(88c) Techno-Economic Analysis of Carbothermal Reduction of Magnesia in a Reduced Pressure Hybrid Solar-Electric Reactor

Authors: 
Palumbo, A. W., University of Colorado at Boulder
Chubukov, B., University of Colorado
Sorli, J. C., University of Colorado at Boulder
Hischier, I., University of Colorado
Weimer, A. W., University of Colorado at Boulder

A techno-economic analysis was performed on carbothermal reduction (CTR) of magnesia in a moving bed, reduced pressure, hybrid solar-electric reactor. Pretreatment unit operations were designed for a pelletized carbon-MgO feed into the primary CTR reactor.
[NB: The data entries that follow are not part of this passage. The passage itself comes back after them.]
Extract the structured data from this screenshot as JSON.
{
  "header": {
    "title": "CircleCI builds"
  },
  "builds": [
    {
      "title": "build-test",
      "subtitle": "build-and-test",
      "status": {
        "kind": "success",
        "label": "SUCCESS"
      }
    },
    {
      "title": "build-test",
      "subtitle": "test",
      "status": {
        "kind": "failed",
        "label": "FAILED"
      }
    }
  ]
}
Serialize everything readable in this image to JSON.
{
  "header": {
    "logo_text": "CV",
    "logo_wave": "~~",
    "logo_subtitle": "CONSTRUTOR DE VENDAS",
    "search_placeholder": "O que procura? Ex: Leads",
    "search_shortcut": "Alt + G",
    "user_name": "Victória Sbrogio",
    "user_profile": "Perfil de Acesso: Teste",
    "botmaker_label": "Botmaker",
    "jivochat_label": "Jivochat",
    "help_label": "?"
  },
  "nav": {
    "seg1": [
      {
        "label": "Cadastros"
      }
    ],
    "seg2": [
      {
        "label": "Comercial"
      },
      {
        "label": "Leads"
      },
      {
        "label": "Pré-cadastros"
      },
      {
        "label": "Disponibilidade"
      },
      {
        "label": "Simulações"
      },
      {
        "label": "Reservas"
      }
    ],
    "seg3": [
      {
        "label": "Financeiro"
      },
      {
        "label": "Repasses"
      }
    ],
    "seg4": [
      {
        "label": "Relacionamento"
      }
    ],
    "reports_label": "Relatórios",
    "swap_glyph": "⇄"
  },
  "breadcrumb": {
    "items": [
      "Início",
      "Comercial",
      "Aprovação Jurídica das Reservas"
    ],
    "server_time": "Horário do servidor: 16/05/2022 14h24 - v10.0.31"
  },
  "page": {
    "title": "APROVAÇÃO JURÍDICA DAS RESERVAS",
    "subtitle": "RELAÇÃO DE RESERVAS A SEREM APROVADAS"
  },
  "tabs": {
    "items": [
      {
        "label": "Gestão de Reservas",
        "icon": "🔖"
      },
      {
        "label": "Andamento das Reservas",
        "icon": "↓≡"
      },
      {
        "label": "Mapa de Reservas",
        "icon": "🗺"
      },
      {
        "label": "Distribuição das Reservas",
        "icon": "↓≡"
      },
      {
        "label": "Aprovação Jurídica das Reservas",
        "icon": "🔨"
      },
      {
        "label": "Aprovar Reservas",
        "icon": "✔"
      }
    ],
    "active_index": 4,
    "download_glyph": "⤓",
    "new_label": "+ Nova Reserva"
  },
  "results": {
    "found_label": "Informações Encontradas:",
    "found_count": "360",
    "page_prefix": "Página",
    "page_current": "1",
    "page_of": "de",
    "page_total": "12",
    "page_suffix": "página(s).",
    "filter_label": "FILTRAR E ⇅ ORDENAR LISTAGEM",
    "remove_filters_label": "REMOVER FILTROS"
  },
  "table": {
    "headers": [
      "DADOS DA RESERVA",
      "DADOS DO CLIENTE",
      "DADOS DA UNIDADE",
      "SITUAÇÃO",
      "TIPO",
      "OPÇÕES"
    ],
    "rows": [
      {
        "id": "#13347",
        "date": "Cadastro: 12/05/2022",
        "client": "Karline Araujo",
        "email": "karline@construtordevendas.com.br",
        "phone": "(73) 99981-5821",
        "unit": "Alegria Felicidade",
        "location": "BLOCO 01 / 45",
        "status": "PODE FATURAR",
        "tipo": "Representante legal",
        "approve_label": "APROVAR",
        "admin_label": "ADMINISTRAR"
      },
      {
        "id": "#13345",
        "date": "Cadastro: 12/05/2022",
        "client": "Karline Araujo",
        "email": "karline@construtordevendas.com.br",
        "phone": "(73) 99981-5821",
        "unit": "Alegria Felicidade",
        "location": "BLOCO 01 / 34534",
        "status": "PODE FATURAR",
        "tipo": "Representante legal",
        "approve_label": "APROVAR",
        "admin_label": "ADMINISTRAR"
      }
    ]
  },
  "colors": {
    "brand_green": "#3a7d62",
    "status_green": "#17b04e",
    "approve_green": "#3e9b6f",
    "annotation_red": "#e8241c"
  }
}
Post-reaction steps included high temperature condensation, vacuum distillation, and ingot casting. CTR reaction kinetics derived from laboratory-scale experiments were used to optimize temperature and pressure in the primary reduction reactor. An nth-plant with 20,00 tonne-Mg/year capacity was designed under two base cases where the primary reduction reactor was heated externally using 1) Electrical resistance heating, 2) Hybrid solar-electric heating. The solar tower height and heliostat field were optimized according to actual daily irradiance and supplemented with electrical resistance heating when the total net solar flux was insufficient for heating and reaction after accounting for heat losses. Economic profitability was driven primarily by the cost of magnesia ($0.30-0.80/kg) and the total fixed capital investment (-20%, +100%,). Operational energy requirements and emissions per kilogram of magnesium product were 10 kWh and 4.0 kgCO2-eq, respectively, for Case 1. Case 2 showed operational energy requirements and emissions of 8.8 kWh and 2.9 kgCO2-eq. These results are below DOE targets of 27 kWh and 10 kgCO2-eq and far below state-of-the-art Pidgeon specifications of 102 kWh and 37 kgCO2-eq. The hybrid solar-electric case revealed a production cost of $1.96/kg-Mg using $150/m2 for the heliostat field, or 20% cheaper than Pidgeon magnesium.